20240121 SOHA UPSI 20231202 SOHA Sarawak Mukah
“Seeds of Hope and Action” exhibition at UPSI in Tanjong Malim (left) and SMK Mukah in Sarawak (right).

However, SGI President Daisaku Ikeda has consistently stressed that the key to changing even the most complex and intricate of problems lies in individuals themselves undergoing a profound change within themselves.

Buddhism teaches that our lives and the environment that we life in are deeply interconnected. Human beings can only exist due to our relationship not just with other people but also in the environment that we live in, where we strive to live our daily lives.

If we only care about living a life that is unsustainable and harms the environment, we in the end we will find that the environment will become hostile and make our lives more difficult. In the end, all the environmental problems, including climate change, that we see stems from one source: the actions of us human beings.

But this also means the solutions for the climate crisis also lies with us – we need not look elsewhere. To paraphrase the preamble of the UNESCO constitution, “Since climate change begins in the minds of men, it is in the minds of men that the defences for climate change must be constructed.”

In President Ikeda’s 2002 proposal, Education for Sustainable Development, he advocated the Learn, Empower, Reflect formula to promote education for sustainable development:
To learn and deepen awareness of environmental issues and realities.
To reflect on our modes of living, renewing these towards sustainability.
To empower people to take concrete action to resolve the challenges we face

This formula has been applied and expanded upon in the “Seeds of Hope” exhibition and its successor, “Seeds of Hope and Action: Making the SDGS a Reality.”

The factors that have brought us to the current grave situation of climate crisis began undoubtedly with the activities of human beings. And since human beings caused climate change, then certainly we human beings too can be the solution to climate change.

2021 flood relief flood relief efforts by SGM youth
SGM youths, working alongside others, have played a major part in leading SGM’s efforts in environmentalism and aiding those affected by the December 2021 floods.

President Ikeda writes succinctly:
The problems confronting human society cannot be solved solely by external changes, such as political and economic reforms or institutional and organisational innovation. Reform efforts that fail to take into account people’s wellbeing, or that lack of respect for the dignity of life, will only create more problems and eventually run aground.
We must remember that the fundamental goal is people’s happiness.
Stay connected to the people! Awaken to the dignity and preciousness of life! Change must start with people themselves! Now is the time for humanity to return to these basic points.
Given all of this, what should be the central guiding principles of religion in the 21st century?
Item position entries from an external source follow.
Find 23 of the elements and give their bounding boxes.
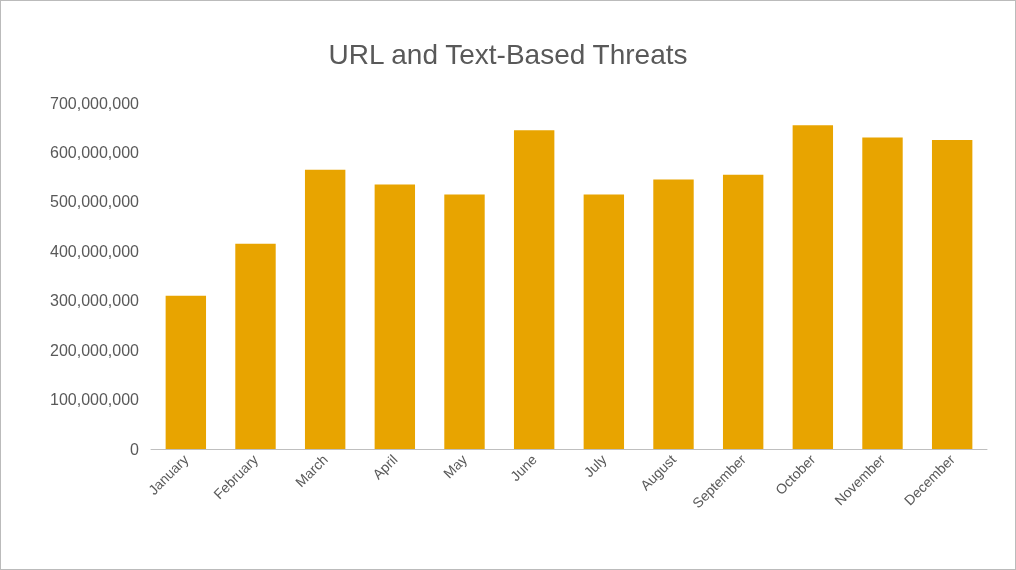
x-tick-label: May (440, 451, 471, 482)
bar (444, 194, 485, 449)
bar (653, 179, 694, 449)
bar (583, 194, 625, 449)
y-tick-label: 500,000,000 (50, 193, 140, 211)
chart-title: URL and Text-Based Threats (328, 38, 688, 70)
bar (374, 184, 416, 449)
x-tick-label: July (580, 451, 610, 481)
bar (792, 125, 834, 449)
bar (235, 243, 276, 449)
y-tick-label: 600,000,000 (50, 143, 140, 161)
bar (304, 169, 346, 449)
y-tick-label: 700,000,000 (50, 94, 140, 112)
y-tick-label: 0 (130, 440, 140, 458)
y-tick-label: 400,000,000 (50, 242, 140, 260)
bar (931, 140, 973, 449)
bar (862, 137, 903, 449)
y-tick-label: 300,000,000 (50, 292, 140, 310)
bar (722, 174, 764, 449)
y-tick-label: 200,000,000 (50, 341, 140, 359)
bar (165, 295, 207, 449)
bar (513, 130, 555, 449)
y-tick-label: 100,000,000 (50, 391, 140, 409)
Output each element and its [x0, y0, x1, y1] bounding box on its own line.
I assert that they are humanism and human revolution. (4)

Our movement of humanism and human revolution is becoming more important than ever in confronting the gravest crisis confronting humanity.

Young people worldwide in particular have become the standard bearers in pioneering a change movement that seeks to move humanity away from the climate precipice. SGM youth too have played a major part in leading SGM’s efforts in environmentalism and aiding those affected by the December 2021 floods.

Let’s strive even harder, to make our world a better place, creating a hopeful, shining future based on the humanistic principles of Nichiren Buddhism!

Adapted from April 2022 Cosmic

IPCC Report: Climate Change 2022: Impacts, Adaptation and Vulnerability
Education for Sustainable Development Proposal (2002)

(3) This refers to the Climate Change 2022: Impacts, Adaptation and Vulnerability report, authored by Working Group II, as its contribution to the IPCC Sixth Assessment Report. You may read the FAQs for this report at for an interpretation of the report’s concepts and findings for a broader audience.
(4) Daisaku Ikeda, A Religion of Human Revolution (Soka Gakkai Malaysia, 2021), pg 1-2.